Rivas: In El Salvador, as in many Latin American countries, most of the economy is informal. For example, in El Salvador 75% of the economic activity is informal. Those workers don’t pay taxes or any social security. Since they are not formal, the government aid programmes are not reaching them.

I believe the legal industry in Latin America should focus on trying to facilitate a structure to incorporate these people into the formal economy. We have to create an innovative finance vehicle to strengthen small to medium-sized enterprises (SMEs). I think the big winners in the crisis will be those that can come up with solutions that provide support for SMEs. After all, they employ most of the population.

LL: Most of Latin Lawyer’s readership want to help. They’re not doctors, and most do not know how to make apps. How can they best apply their expertise?
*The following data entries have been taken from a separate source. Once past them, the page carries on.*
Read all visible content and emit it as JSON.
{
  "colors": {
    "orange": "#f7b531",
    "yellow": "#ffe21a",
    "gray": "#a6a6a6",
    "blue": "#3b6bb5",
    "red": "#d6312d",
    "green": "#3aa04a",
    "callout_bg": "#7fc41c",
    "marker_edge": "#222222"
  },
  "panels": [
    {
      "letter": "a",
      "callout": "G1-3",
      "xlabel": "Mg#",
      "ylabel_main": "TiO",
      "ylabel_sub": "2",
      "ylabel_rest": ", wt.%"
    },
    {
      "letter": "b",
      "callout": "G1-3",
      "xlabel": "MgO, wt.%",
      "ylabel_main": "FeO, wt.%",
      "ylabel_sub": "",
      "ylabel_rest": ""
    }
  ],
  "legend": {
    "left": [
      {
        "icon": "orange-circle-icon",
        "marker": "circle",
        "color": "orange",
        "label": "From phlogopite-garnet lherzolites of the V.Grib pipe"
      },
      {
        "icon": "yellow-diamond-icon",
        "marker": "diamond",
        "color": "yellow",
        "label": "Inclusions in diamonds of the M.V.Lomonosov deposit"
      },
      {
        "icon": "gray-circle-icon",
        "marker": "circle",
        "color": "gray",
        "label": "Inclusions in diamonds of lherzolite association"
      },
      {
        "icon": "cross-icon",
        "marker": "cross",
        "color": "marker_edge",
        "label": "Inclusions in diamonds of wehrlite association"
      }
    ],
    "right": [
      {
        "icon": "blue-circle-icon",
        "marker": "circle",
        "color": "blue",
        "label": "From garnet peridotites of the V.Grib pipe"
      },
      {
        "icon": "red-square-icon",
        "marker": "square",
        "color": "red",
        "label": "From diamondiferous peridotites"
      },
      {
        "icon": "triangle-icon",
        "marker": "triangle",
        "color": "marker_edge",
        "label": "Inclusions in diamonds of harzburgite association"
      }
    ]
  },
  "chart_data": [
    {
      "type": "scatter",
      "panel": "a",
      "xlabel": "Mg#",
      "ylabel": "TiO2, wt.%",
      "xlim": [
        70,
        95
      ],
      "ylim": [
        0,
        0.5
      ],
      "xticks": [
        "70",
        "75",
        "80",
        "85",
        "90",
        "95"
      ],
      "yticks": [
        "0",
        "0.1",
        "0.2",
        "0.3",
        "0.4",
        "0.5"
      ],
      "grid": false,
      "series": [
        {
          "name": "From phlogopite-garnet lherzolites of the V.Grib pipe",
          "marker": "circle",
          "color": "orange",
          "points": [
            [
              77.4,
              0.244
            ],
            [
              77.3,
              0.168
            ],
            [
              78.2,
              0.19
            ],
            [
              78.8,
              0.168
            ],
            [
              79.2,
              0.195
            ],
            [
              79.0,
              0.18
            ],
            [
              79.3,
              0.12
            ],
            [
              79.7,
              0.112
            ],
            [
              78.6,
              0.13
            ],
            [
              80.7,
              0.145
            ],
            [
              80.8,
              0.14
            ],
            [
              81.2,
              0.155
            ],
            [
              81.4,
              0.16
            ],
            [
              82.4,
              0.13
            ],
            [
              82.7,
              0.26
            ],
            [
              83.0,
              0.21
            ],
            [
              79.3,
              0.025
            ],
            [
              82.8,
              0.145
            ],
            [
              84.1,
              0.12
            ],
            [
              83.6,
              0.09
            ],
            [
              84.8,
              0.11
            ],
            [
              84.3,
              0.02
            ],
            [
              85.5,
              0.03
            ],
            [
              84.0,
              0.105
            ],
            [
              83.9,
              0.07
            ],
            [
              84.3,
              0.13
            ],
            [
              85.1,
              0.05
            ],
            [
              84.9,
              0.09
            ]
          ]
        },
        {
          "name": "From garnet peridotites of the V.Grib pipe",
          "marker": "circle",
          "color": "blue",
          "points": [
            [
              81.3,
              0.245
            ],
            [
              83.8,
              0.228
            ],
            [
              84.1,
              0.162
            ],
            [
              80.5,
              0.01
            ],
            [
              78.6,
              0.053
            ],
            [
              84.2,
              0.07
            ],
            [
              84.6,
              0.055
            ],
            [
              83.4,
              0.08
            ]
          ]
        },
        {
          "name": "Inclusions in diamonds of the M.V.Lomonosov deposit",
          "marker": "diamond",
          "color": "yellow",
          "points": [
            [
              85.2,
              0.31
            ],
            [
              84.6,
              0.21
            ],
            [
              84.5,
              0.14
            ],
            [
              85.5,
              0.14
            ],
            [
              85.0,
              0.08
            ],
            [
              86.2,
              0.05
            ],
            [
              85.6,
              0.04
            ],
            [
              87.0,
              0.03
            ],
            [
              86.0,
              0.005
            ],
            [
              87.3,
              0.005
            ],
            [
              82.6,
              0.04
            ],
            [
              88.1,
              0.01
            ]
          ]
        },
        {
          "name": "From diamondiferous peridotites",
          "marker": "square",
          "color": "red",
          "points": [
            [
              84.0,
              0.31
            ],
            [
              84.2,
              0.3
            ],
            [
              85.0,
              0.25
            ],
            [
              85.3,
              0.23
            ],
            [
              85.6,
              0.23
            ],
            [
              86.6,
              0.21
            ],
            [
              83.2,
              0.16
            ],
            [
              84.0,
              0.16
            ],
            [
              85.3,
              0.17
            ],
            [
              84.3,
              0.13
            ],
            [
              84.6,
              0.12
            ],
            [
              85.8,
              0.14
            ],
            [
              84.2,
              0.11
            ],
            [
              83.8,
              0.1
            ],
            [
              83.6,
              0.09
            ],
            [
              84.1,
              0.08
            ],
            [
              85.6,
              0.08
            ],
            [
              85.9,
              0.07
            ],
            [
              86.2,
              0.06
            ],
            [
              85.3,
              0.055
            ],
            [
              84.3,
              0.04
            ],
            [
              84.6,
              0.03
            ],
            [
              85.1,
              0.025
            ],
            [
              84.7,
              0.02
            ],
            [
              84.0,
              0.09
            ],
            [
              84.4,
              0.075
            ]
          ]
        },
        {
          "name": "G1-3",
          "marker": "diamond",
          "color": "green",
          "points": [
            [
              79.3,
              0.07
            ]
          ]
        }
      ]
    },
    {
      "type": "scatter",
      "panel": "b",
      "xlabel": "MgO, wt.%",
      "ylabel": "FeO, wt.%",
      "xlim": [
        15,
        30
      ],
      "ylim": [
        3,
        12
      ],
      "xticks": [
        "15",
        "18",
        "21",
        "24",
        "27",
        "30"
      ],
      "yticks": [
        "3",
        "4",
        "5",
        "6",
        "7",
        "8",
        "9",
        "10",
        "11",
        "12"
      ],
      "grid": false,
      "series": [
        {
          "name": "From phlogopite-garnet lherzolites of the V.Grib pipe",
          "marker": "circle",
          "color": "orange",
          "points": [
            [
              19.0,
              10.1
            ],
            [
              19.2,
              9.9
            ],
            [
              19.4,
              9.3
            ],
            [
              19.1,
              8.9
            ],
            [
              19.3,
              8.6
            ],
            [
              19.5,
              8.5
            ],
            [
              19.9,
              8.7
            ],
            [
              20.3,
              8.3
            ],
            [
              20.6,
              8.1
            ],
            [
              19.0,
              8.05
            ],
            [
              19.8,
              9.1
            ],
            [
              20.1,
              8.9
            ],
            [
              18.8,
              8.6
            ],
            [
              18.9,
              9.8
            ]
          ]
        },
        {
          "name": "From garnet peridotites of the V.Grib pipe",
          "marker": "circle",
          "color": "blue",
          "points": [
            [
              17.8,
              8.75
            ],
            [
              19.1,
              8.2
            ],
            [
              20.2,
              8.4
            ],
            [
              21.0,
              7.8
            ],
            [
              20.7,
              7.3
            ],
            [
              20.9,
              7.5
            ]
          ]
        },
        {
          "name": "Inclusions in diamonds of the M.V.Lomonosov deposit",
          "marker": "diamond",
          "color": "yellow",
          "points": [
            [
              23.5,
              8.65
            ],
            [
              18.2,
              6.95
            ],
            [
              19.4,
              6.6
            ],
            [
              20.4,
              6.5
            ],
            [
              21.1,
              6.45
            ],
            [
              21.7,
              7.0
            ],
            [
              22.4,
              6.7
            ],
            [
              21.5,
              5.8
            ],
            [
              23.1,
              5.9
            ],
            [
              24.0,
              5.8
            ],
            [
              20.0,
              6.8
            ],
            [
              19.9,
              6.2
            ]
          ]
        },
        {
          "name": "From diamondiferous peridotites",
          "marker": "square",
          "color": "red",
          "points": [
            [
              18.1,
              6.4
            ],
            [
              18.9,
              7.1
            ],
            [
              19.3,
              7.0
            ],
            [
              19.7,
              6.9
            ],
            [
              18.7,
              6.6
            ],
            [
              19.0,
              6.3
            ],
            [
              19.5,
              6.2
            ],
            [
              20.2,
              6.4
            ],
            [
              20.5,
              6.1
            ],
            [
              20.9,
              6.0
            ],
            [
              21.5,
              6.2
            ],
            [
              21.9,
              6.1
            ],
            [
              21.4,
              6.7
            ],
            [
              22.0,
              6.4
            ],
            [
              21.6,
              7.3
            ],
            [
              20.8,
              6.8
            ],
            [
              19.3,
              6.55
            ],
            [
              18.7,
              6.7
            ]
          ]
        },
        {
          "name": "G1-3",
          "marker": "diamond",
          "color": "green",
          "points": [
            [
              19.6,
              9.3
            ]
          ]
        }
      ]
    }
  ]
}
Rivas: They’re not doctors, they’re not developers, you’re totally right. All these readers have a big capacity to help through economic programmes. They have good connections with, for example, multilateral funds. They should be working on creating new structures for SMEs and poor people.

Imagine a situation where companies are forced to close, and people are left unemployed. I believe that is the big challenge for lawyers, economists, and policymakers. They must work on public policies to help their economies the best they can.

We hope that with this resource we can save some lives. At the end of the day, it’s our responsibility. We are happy that it’s already starting to pay off.